The Easy Bear Case for CMG Stock
The bear case for Chipotle stock seems reasonably easy to make. The company admittedly is making some progress on its turnaround, after consumer fatigue and food safety concerns sent sales tumbling. Same-restaurant sales are up 3.3% so far this year, according to the 10-Q, with a solid 4.4% print in Q3.
But CMG stock, again, is trading at 40x-plus next year’s earnings. It’s nearly 10% above consensus Wall Street price targets. The highest of 25 analyst targets, per data from Yahoo! Finance, only suggests about 15% upside.
And of late, several of those analysts have advised caution themselves. On Tuesday, Oppenheimer called out both valuation and Q4 numbers as risks. The day before, Wedbush wrote, “We have never seen such a divergence between our [channel] checks and buy-side expectations in the history of our coverage of any restaurant.”
Those analysts seem to suggest that near-term expectations are too high. Yet the valuation here implies that even meeting expectations — a small beat in Q4 perhaps, and full-year 2019 guidance in the range of current estimates — probably isn’t enough. To move higher from here, CMG stock needs a blowout Q4 and above-consensus 2019 guidance.
That seems like a lot to ask given those analyst concerns and the fact that Chipotle’s performance of late hasn’t been that impressive.

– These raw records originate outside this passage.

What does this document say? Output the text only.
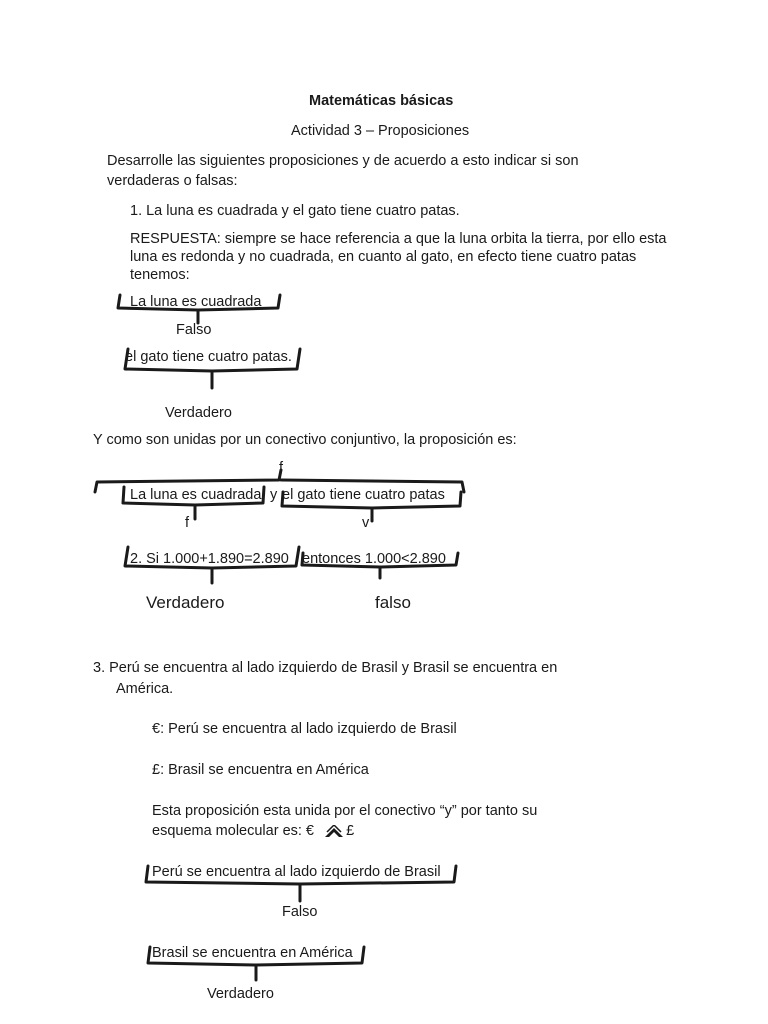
Matemáticas básicas
Actividad 3 – Proposiciones
Desarrolle las siguientes proposiciones y de acuerdo a esto indicar si son
verdaderas o falsas:
1. La luna es cuadrada y el gato tiene cuatro patas.
RESPUESTA: siempre se hace referencia a que la luna orbita la tierra, por ello esta
luna es redonda y no cuadrada, en cuanto al gato, en efecto tiene cuatro patas
tenemos:
La luna es cuadrada
Falso
el gato tiene cuatro patas.
Verdadero
Y como son unidas por un conectivo conjuntivo, la proposición es:
f
La luna es cuadrada y el gato tiene cuatro patas
f	v
2. Si 1.000+1.890=2.890 entonces 1.000<2.890
Verdadero	falso
3. Perú se encuentra al lado izquierdo de Brasil y Brasil se encuentra en
América.
€: Perú se encuentra al lado izquierdo de Brasil
£: Brasil se encuentra en América
Esta proposición esta unida por el conectivo “y” por tanto su
esquema molecular es: € £
Perú se encuentra al lado izquierdo de Brasil
Falso
Brasil se encuentra en América
Verdadero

Comparable sales numbers seem solid but are coming mostly from pricing increases. Traffic remains reasonably flat.
Given the fixed-cost nature of restaurants, better-than-expected visitations can help margins and earnings, but it’s hard to argue that success on that front isn’t priced in to some extent. And with the options market perhaps surprisingly pricing in just a 7% move in CMG this week, investors seem too sanguine about the potential downside here if Chipotle misses.
The Case for Chipotle Stock
That said, Chipotle does have a chance to change the narrative around CMG stock. Much of the gains of late — Chipotle stock is up almost 70% over the past year — have come from optimism toward 2019 and 2020, not necessarily 2018 results.

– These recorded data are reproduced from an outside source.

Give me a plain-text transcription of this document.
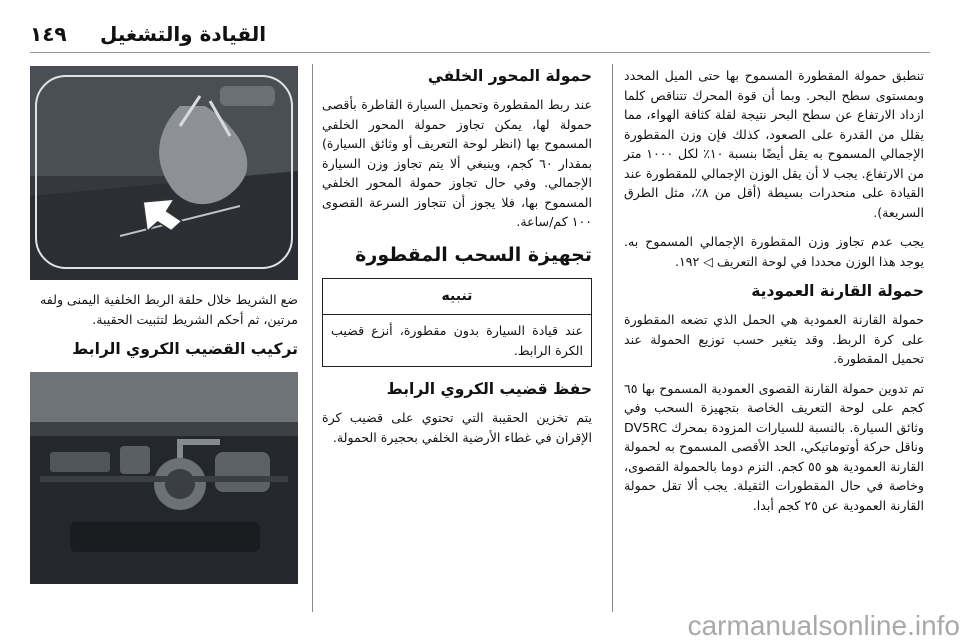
١٤٩ القيادة والتشغيل

تنطبق حمولة المقطورة المسموح بها حتى الميل المحدد وبمستوى سطح البحر. وبما أن قوة المحرك تتناقص كلما ازداد الارتفاع عن سطح البحر نتيجة لقلة كثافة الهواء، مما يقلل من القدرة على الصعود، كذلك فإن وزن المقطورة الإجمالي المسموح به يقل أيضًا بنسبة ١٠٪ لكل ١٠٠٠ متر من الارتفاع. يجب لا أن يقل الوزن الإجمالي للمقطورة عند القيادة على منحدرات بسيطة (أقل من ٨٪، مثل الطرق السريعة).

يجب عدم تجاوز وزن المقطورة الإجمالي المسموح به. يوجد هذا الوزن محددا في لوحة التعريف ◁ ١٩٢.

حمولة القارنة العمودية

حمولة القارنة العمودية هي الحمل الذي تضعه المقطورة على كرة الربط. وقد يتغير حسب توزيع الحمولة عند تحميل المقطورة.

تم تدوين حمولة القارنة القصوى العمودية المسموح بها ٦٥ كجم على لوحة التعريف الخاصة بتجهيزة السحب وفي وثائق السيارة. بالنسبة للسيارات المزودة بمحرك DV5RC وناقل حركة أوتوماتيكي، الحد الأقصى المسموح به لحمولة القارنة العمودية هو ٥٥ كجم. التزم دوما بالحمولة القصوى، وخاصة في حال المقطورات الثقيلة. يجب ألا تقل حمولة القارنة العمودية عن ٢٥ كجم أبدا.

حمولة المحور الخلفي

عند ربط المقطورة وتحميل السيارة القاطرة بأقصى حمولة لها، يمكن تجاوز حمولة المحور الخلفي المسموح بها (انظر لوحة التعريف أو وثائق السيارة) بمقدار ٦٠ كجم، وينبغي ألا يتم تجاوز وزن السيارة الإجمالي. وفي حال تجاوز حمولة المحور الخلفي المسموح بها، فلا يجوز أن تتجاوز السرعة القصوى ١٠٠ كم/ساعة.

تجهيزة السحب المقطورة
تنبيه
عند قيادة السيارة بدون مقطورة، أنزع قضيب الكرة الرابط.
حفظ قضيب الكروي الرابط

يتم تخزين الحقيبة التي تحتوي على قضيب كرة الإقران في غطاء الأرضية الخلفي بحجيرة الحمولة.

ضع الشريط خلال حلقة الربط الخلفية اليمنى ولفه مرتين، ثم أحكم الشريط لتثبيت الحقيبة.

تركيب القضيب الكروي الرابط
carmanualsonline.info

Again, I’m skeptical toward that optimism. But traders looking at the “easy” bull case here ought to remember that the short thesis might be too easy. Investors buying shares at $500 know that Chipotle looks expensive. They know the stock has outrun the Street.

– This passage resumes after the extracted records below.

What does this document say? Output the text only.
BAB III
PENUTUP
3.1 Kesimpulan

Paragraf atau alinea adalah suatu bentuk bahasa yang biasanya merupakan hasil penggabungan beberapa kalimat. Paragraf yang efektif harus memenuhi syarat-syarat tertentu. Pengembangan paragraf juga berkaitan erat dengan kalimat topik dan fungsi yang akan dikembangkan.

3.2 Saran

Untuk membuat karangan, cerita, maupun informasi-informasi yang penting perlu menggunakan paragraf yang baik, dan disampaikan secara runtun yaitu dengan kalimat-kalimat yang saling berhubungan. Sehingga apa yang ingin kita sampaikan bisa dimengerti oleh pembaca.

And those investors have a path to being proven right as soon as Wednesday afternoon. If Chipotle’s outlook matches those of the bulls, the growth story here re-emerges. A big Q4 leads to stories about how Chipotle’s traffic growth is returning and how the company might finally be putting those food safety issues in the rearview mirror.
It might seem on its face that 40x-plus earnings already prices in that new narrative. But it’s important to remember that incremental margins for “fast casual” are quite high. Each extra visit to a Chipotle restaurant adds quite a bit of operating profit. If traffic returns, sales will accelerate, margins will expand, and CMG stock could move higher. Remember that this was a $700-plus stock just a few years ago.
A Big Report
While I understand the bull case for CMG into and out of earnings, I still see at least some of the company’s potential as priced in by the run of the past few weeks. And from here, relatively light premiums on puts and put spreads suggest a potential bearish/short trade ahead of the report (for investors who understand the risks and option strategies required).
Either way, this seems likely to be a key report for Chipotle. A Q4 beat and better-than-expected 2019 guidance mean the “turnaround” story strengthens, and investors of all stripes start treating CMG like a growth stock again. Anything less and Chipotle’s growth outlook appears much more moderate. The once-leader in fast casual looks more like other fallen angels in the space, and the 40x-plus forward P/E multiple likely doesn’t hold.
So far, CMG has had a big 2019. Without a huge report on Wednesday afternoon, the rest of the year isn’t going to be nearly as positive.
As of this writing, Vince Martin has no positions in any securities mentioned.